Actively WATCH the students. Eyeball each one. Make sure that each student gives you eye contact back and that they break the eye contact first. This is establishing that you are not frightened, that you are the dominant person in the room. Most students will never have encountered this from any previous temporary teacher. You are already disassociating yourself from their previous, poorly prepared, substitute teachers and are establishing your credentials as a TEACHER and that you are there to TEACH, rather than just to maintain a poor semblance of order.
Do not move, at all. By your stillness you are again establishing dominance over the group. They will become unsettled after a few seconds.
Keep Your Hands Visible
Stand with your hands by your sides. This takes practise not to feel uncomfortable, so PRACTISE it until it becomes a natural body posture for you. This is another dominance cue to the students.
Keep Your Thumbs Visible
This one really does take practise. It has to come across as a natural posture to the class. Again, practise this on your own until it becomes your natural way of standing.
This is a massively powerful dominance posture. It is used by politicians, generals and anyone who has to dominate a large group. Make primitive and powerful body language, non-verbal communication, signals work for you as a substitute teacher.
Your survival as a teacher depends on dominating that classroom, so use every weapon you can to do that. If you fail to dominate the group, rest assured that one of the students will and that will make your life impossible. That is how the students have driven off the six substitute teachers before you.
Strategies for Substitute Teachers -103 (Talk the Talk)
You now have the class of students silent and have established yourself as dominant and different from any substitute teacher they have ever met.
You can now get on with the job of teaching. The classroom domination body language is a necessary precursor to successful teaching.
You can still blow it. You must be well prepared, well as prepared as it is possible for a substitute teacher to be, with class changes at almost no notice and teaching a subject you last thought about when you were sixteen years old yourself.
Keep on top of the dominant body language throughout the lesson. Add a smile as well, now that you have established who’s in charge. Smiling is another confidence signal to your students, and the instinct is for them to smile back. If they are smiling they will automatically be looking on you in a more positive light.

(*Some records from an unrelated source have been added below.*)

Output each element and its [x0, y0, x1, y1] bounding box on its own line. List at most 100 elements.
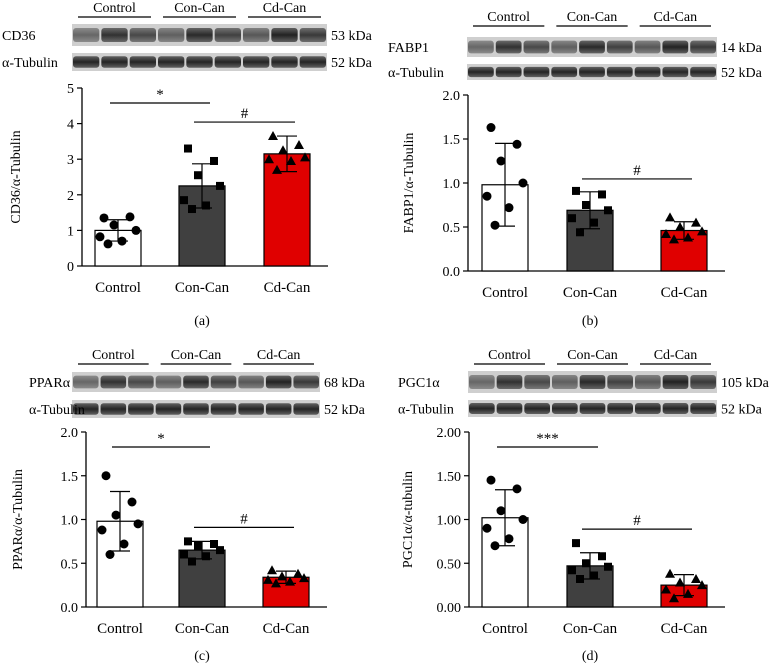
data-point [117, 236, 127, 246]
y-tick-label: 0.5 [61, 557, 79, 572]
blot-band [238, 375, 264, 389]
y-tick-label: 0.0 [443, 265, 461, 280]
data-point [109, 220, 119, 230]
data-point [512, 139, 522, 149]
data-point [486, 475, 496, 485]
blot-band [579, 374, 606, 390]
data-point [194, 541, 202, 550]
blot-protein-label: CD36 [2, 29, 35, 44]
blot-band [551, 40, 578, 54]
significance-label: * [156, 87, 164, 103]
blot-group-header: Control [93, 1, 136, 16]
panel-caption: (b) [582, 314, 599, 329]
data-point [180, 550, 188, 559]
data-point [188, 205, 196, 214]
blot-protein-label: α-Tubulin [29, 403, 85, 418]
blot-band [129, 56, 156, 68]
data-point [278, 145, 288, 155]
blot-band [607, 374, 633, 390]
y-tick-label: 0 [67, 260, 74, 275]
y-axis-label: PPARα/α-Tubulin [11, 469, 26, 570]
x-category-label: Cd-Can [661, 621, 708, 637]
blot-protein-label: α-Tubulin [398, 403, 454, 418]
data-point [293, 568, 303, 578]
blot-band [101, 27, 128, 43]
data-point [665, 212, 675, 222]
blot-band [155, 375, 182, 389]
blot-group-header: Control [488, 348, 531, 363]
blot-band [186, 27, 213, 43]
blot-band [73, 56, 100, 68]
panel-caption: (c) [194, 649, 210, 664]
blot-group-header: Cd-Can [257, 348, 301, 363]
y-tick-label: 0.0 [61, 601, 79, 616]
blot-band [634, 66, 661, 78]
y-tick-label: 1.50 [437, 470, 462, 485]
x-category-label: Control [482, 285, 528, 301]
data-point [675, 222, 685, 231]
y-tick-label: 2.00 [437, 426, 462, 441]
blot-band [662, 66, 689, 78]
panel-caption: (d) [582, 649, 599, 664]
y-tick-label: 2 [67, 189, 74, 204]
data-point [294, 139, 304, 149]
data-point [590, 571, 598, 580]
blot-band [496, 403, 523, 414]
blot-kda-label: 52 kDa [331, 56, 373, 71]
data-point [486, 123, 496, 133]
blot-band [662, 374, 689, 390]
bar-cd-can [263, 153, 311, 267]
data-point [272, 164, 282, 174]
data-point [697, 580, 707, 590]
data-point [572, 186, 580, 195]
data-point [582, 559, 590, 568]
data-point [691, 574, 701, 583]
y-tick-label: 1.00 [437, 514, 462, 529]
y-axis-label: PGC1α/α-tubulin [401, 471, 416, 568]
blot-band [606, 40, 633, 54]
significance-label: * [157, 431, 165, 447]
panel-d: Control Con-Can Cd-Can PGC1α 105 kDa α-Tubuli… [398, 348, 770, 664]
blot-band [101, 56, 128, 68]
blot-band [73, 375, 99, 389]
blot-band [155, 403, 182, 415]
significance-label: *** [536, 431, 559, 447]
x-category-label: Con-Can [175, 621, 230, 637]
data-point [512, 484, 522, 494]
data-point [604, 562, 612, 571]
data-point [665, 568, 675, 578]
data-point [482, 191, 492, 201]
blot-band [523, 66, 550, 78]
y-tick-label: 1.0 [443, 177, 461, 192]
data-point [669, 234, 679, 244]
data-point [661, 584, 671, 594]
blot-group-header: Cd-Can [654, 348, 698, 363]
blot-group-header: Cd-Can [654, 10, 698, 25]
blot-band [468, 66, 494, 78]
blot-band [214, 56, 241, 68]
blot-kda-label: 52 kDa [721, 403, 763, 418]
data-point [119, 539, 129, 549]
data-point [598, 190, 606, 199]
blot-kda-label: 14 kDa [721, 41, 763, 56]
y-tick-label: 4 [67, 118, 74, 133]
blot-group-header: Cd-Can [263, 1, 307, 16]
blot-kda-label: 52 kDa [324, 403, 366, 418]
x-category-label: Control [482, 621, 528, 637]
y-tick-label: 1.5 [61, 470, 79, 485]
x-category-label: Con-Can [563, 621, 618, 637]
blot-band [579, 40, 605, 54]
panel-b: Control Con-Can Cd-Can FABP1 14 kDa α-Tubulin… [388, 10, 763, 329]
data-point [194, 171, 202, 180]
blot-group-header: Con-Can [567, 10, 618, 25]
blot-band [662, 40, 689, 54]
blot-protein-label: PPARα [29, 376, 71, 391]
blot-kda-label: 53 kDa [331, 29, 373, 44]
y-tick-label: 0.50 [437, 557, 462, 572]
blot-band [690, 374, 716, 390]
data-point [202, 201, 210, 210]
data-point [103, 239, 113, 249]
panel-caption: (a) [194, 314, 210, 329]
data-point [669, 593, 679, 603]
y-tick-label: 2.0 [443, 89, 461, 104]
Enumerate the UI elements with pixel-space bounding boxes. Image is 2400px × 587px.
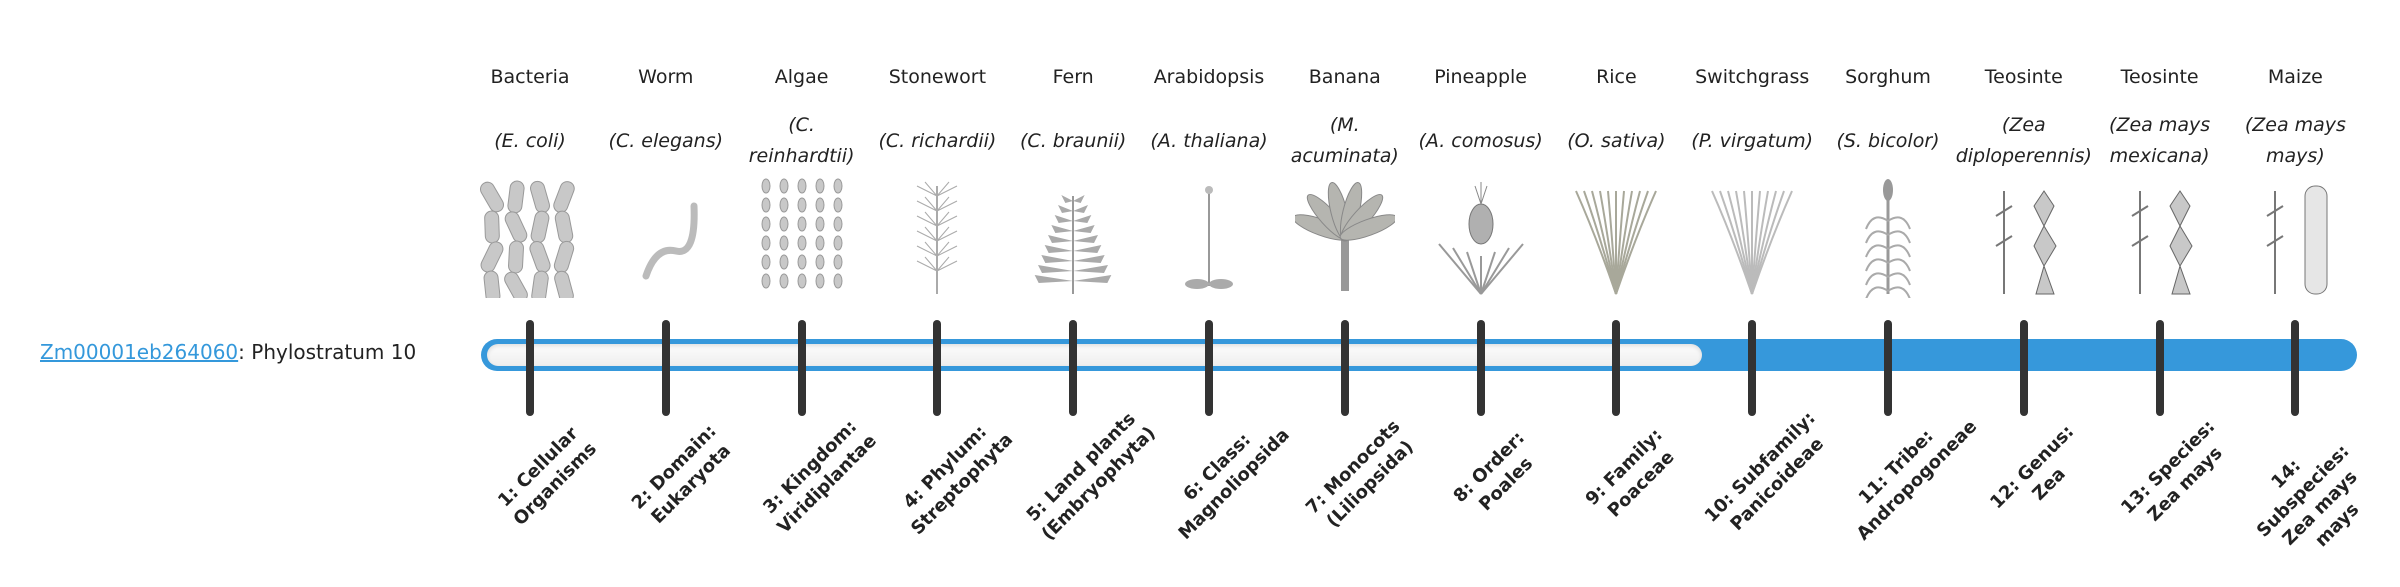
organism-scientific-name: (A. thaliana) [1141, 108, 1277, 174]
phylostratum-tick [2019, 320, 2028, 416]
organism-scientific-name: (C. richardii) [869, 108, 1005, 174]
stonewort-icon [887, 176, 987, 298]
organism-common-name: Banana [1308, 66, 1381, 88]
scientific-name-text: (A. thaliana) [1150, 129, 1268, 152]
phylostratum-level-label: 8: Order: Poales [1449, 427, 1537, 516]
organism-common-name: Switchgrass [1695, 66, 1810, 88]
organism-scientific-name: (A. comosus) [1413, 108, 1549, 174]
organism-scientific-name: (Zea mays mexicana) [2092, 108, 2228, 174]
phylostratum-level-label: 13: Species: Zea mays [2116, 416, 2227, 526]
organism-scientific-name: (C. braunii) [1005, 108, 1141, 174]
phylostratum-level-label: 9: Family: Poaceae [1581, 424, 1679, 522]
algae-icon [752, 176, 852, 298]
phylostratum-level-label: 6: Class: Magnoliopsida [1174, 424, 1294, 544]
phylostratum-tick [2155, 320, 2164, 416]
scientific-name-text: (C. reinhardtii) [748, 114, 855, 167]
scientific-name-text: (O. sativa) [1567, 129, 1666, 152]
organism-common-name: Pineapple [1434, 66, 1527, 88]
phylostratum-level-label: 11: Tribe: Andropogoneae [1852, 416, 1982, 545]
organism-common-name: Sorghum [1845, 66, 1931, 88]
arabidopsis-icon [1159, 176, 1259, 298]
phylostratum-level-label: 14: Subspecies: Zea mays mays [2253, 440, 2364, 552]
organism-common-name: Teosinte [2120, 66, 2199, 88]
phylostratum-tick [526, 320, 534, 416]
scientific-name-text: (C. braunii) [1020, 129, 1127, 152]
phylostratum-level-label: 4: Phylum: Streptophyta [899, 421, 1018, 540]
phylostratum-tick [1884, 320, 1892, 416]
scientific-name-text: (P. virgatum) [1691, 129, 1814, 152]
organism-scientific-name: (E. coli) [462, 108, 598, 174]
worm-icon [616, 176, 716, 298]
bacteria-icon [480, 176, 580, 304]
banana-icon [1292, 176, 1398, 298]
phylostratum-bar [481, 339, 2357, 371]
phylostratum-tick [2291, 320, 2300, 416]
rice-icon [1566, 176, 1666, 298]
phylostratum-tick [1340, 320, 1349, 416]
gene-link[interactable]: Zm00001eb264060 [40, 340, 239, 364]
phylostratum-level-label: 10: Subfamily: Panicoideae [1700, 407, 1829, 535]
organism-scientific-name: (Zea mays mays) [2227, 108, 2363, 174]
phylostratum-tick [1476, 320, 1485, 416]
gene-label: Zm00001eb264060: Phylostratum 10 [40, 340, 416, 364]
sorghum-icon [1838, 176, 1938, 300]
phylostratum-level-label: 7: Monocots (Liliopsida) [1301, 415, 1418, 532]
organism-common-name: Teosinte [1984, 66, 2063, 88]
scientific-name-text: (C. elegans) [608, 129, 724, 152]
organism-common-name: Bacteria [490, 66, 570, 88]
phylostratum-level-label: 3: Kingdom: Viridiplantae [758, 416, 881, 538]
phylostratum-level-label: 2: Domain: Eukaryota [627, 420, 735, 528]
scientific-name-text: (S. bicolor) [1836, 129, 1940, 152]
organism-common-name: Maize [2267, 66, 2323, 88]
scientific-name-text: (E. coli) [494, 129, 566, 152]
phylostratum-level-label: 5: Land plants (Embryophyta) [1022, 408, 1160, 545]
organism-scientific-name: (C. elegans) [598, 108, 734, 174]
phylostratum-tick [933, 320, 942, 416]
phylostratum-level-label: 12: Genus: Zea [1985, 421, 2078, 514]
phylostratum-tick [797, 320, 806, 416]
organism-scientific-name: (O. sativa) [1548, 108, 1684, 174]
scientific-name-text: (Zea diploperennis) [1955, 114, 2092, 167]
organism-common-name: Worm [638, 66, 694, 88]
organism-scientific-name: (Zea diploperennis) [1956, 108, 2092, 174]
organism-common-name: Stonewort [888, 66, 987, 88]
organism-scientific-name: (P. virgatum) [1684, 108, 1820, 174]
scientific-name-text: (Zea mays mays) [2244, 114, 2346, 167]
organism-scientific-name: (C. reinhardtii) [734, 108, 870, 174]
phylostratum-tick [1748, 320, 1757, 416]
teosinte-icon [2110, 176, 2210, 298]
organism-common-name: Fern [1052, 66, 1094, 88]
phylostratum-text: : Phylostratum 10 [238, 340, 417, 364]
scientific-name-text: (A. comosus) [1418, 129, 1543, 152]
organism-common-name: Algae [774, 66, 829, 88]
scientific-name-text: (M. acuminata) [1290, 114, 1399, 167]
phylostratum-tick [1612, 320, 1621, 416]
phylostratum-tick [1205, 320, 1213, 416]
phylostratum-tick [661, 320, 670, 416]
fern-icon [1023, 176, 1123, 298]
scientific-name-text: (Zea mays mexicana) [2109, 114, 2211, 167]
bar-unfilled-track [487, 344, 1703, 366]
organism-common-name: Rice [1596, 66, 1637, 88]
organism-common-name: Arabidopsis [1153, 66, 1265, 88]
phylostratum-tick [1069, 320, 1078, 416]
organism-scientific-name: (S. bicolor) [1820, 108, 1956, 174]
teosinte-icon [1974, 176, 2074, 298]
pineapple-icon [1431, 176, 1531, 298]
scientific-name-text: (C. richardii) [878, 129, 997, 152]
maize-icon [2245, 176, 2345, 298]
switchgrass-icon [1702, 176, 1802, 298]
organism-scientific-name: (M. acuminata) [1277, 108, 1413, 174]
phylostratum-level-label: 1: Cellular Organisms [494, 423, 601, 530]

Move around the room, but slowly, still keeping your hands visible. Rapid movement around the room causes stress and agitation in any group, so slow and steady does the trick.
Avoid excessive hand movements if you are talking to the class. Slow hand movements are another signal of your confidence.
Talk slightly more slowly than usual. Rushing your speech is a well-recognized sign of nervousness. Better to talk more slowly than and appear confident. If you are nervous, talking slightly more slowly will disguise it, and disguise it you MUST. Slower speech also helps the students to become used to your voice, your accent and reduces problems caused by echoes in the classroom.
Strategies for Substitute Teachers -104 (Walk the Walk)
The end of the lesson is approaching. Your first lesson as a substitute teacher with this group of students is nearly over. Finishing the lesson on your terms is nearly as important as starting it was.
You want to get out of there, the students want out, but remain patient. Think about your body language all the time. As a substitute teacher you are always vulnerable and can never let down your guard.
Dismiss the class in an orderly manner. Stand by the door and make eye contact with each student. You are reminding them, in case you see them again, that you are not any ordinary substitute teacher, but a teacher who has dominated the group and the classroom from start to finish.
Move on to your next class and start all over again.